Ao incluir os “minerais estratégicos” ao lado dos "minerais críticos", o projeto de lei (PL) aprovado na Câmara dos Deputados, nessa quarta-feira (6), permite que políticas e recursos que poderiam
beneficiar o desenvolvimento da mineração de terras raras e outros minerais críticos sejam usados para exploração, por exemplo, do minério de ferro.

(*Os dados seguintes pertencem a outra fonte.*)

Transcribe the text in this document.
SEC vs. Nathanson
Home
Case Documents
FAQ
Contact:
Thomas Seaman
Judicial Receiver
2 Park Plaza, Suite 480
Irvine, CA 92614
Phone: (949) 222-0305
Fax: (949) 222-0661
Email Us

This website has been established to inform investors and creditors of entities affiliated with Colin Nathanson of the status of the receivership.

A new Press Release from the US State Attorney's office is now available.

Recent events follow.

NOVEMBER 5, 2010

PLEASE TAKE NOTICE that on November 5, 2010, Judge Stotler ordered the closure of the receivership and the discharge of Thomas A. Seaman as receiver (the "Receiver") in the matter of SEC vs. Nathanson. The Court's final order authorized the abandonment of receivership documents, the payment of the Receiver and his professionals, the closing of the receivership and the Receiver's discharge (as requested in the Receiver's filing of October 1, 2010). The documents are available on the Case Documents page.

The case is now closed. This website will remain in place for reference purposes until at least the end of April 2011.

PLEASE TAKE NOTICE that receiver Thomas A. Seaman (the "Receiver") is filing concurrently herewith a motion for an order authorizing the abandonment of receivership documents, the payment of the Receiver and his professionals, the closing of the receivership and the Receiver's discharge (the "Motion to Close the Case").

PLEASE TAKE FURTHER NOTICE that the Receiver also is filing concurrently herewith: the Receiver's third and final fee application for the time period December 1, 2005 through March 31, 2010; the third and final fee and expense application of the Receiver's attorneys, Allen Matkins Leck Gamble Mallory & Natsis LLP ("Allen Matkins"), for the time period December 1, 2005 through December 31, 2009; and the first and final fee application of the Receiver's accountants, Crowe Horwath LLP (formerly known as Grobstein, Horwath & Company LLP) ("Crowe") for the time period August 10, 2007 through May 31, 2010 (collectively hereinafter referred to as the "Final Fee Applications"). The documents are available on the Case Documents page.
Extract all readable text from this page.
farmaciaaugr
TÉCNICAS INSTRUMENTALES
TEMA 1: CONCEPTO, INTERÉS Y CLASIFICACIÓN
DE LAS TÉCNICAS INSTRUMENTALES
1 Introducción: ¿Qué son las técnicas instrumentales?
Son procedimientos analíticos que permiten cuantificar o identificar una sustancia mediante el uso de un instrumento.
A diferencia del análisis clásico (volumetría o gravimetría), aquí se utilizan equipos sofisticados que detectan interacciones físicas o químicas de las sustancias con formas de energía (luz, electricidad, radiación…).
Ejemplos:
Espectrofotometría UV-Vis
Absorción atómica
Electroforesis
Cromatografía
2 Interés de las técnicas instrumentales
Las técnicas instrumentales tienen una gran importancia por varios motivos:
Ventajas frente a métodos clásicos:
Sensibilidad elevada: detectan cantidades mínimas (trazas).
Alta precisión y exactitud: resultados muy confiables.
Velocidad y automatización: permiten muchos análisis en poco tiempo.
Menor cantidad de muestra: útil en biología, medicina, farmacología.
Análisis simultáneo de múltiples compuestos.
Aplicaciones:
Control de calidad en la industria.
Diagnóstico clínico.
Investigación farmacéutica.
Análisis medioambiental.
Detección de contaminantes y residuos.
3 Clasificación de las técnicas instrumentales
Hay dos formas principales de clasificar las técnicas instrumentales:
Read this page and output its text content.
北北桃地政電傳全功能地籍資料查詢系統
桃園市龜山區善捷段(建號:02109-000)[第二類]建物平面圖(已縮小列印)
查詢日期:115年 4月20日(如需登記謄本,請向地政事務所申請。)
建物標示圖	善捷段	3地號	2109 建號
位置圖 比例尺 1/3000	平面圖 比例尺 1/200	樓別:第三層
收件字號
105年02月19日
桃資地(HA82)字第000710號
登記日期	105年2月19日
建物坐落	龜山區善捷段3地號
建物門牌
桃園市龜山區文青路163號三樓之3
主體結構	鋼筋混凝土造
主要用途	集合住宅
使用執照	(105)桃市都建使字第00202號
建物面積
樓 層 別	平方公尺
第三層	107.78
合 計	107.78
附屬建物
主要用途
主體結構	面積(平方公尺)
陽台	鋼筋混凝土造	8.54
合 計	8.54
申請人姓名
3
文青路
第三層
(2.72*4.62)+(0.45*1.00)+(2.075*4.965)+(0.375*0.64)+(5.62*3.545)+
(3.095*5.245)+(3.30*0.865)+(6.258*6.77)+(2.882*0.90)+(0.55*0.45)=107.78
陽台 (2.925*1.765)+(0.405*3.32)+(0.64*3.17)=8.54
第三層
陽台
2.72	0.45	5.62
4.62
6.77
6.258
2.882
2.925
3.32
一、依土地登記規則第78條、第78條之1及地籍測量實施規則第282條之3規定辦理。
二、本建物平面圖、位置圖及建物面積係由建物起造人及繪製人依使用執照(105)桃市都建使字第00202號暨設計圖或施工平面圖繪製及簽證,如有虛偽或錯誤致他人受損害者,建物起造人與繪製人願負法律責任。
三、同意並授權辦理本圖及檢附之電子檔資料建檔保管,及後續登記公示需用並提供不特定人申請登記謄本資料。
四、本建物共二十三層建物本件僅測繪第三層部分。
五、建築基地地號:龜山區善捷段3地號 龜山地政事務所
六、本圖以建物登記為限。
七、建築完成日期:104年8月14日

Terceiro produto mais exportado pelo Brasil, o minério de ferro não figura na lista de minerais críticos ou terras raras que alimentam a disputa das super potências pelo controle de setores da
tecnologia de ponta, defesa militar e transição energética. O substitutivo do PL 2780 de 2024, do relator Arnaldo Jardim (Cidadania-SP), ao criar a Política Nacional de Minerais Críticos e
Estratégicos (PNMCE), classifica os minerais estratégicos como aqueles recursos relevantes para o país: “Decorrentes de reservas significativas e que sejam essenciais para a economia na geração de
superávit da balança comercial, para desenvolvimento tecnológico, para o desenvolvimento regional, ainda que não diretamente vinculados à transição energética, ou para a redução das emissões de Gases
de Efeito Estufa.” O professor de geografia da Universidade Federal de Juiz de Fora (UFJF), engenheiro Bruno Milanez, alertou à Agência Brasil que qualquer mineral que seja exportado gera superávit
primário da balança comercial. “O PL gera uma série de benefícios econômicos, fiscais, tributários e creditícios para o setor mineral como um todo.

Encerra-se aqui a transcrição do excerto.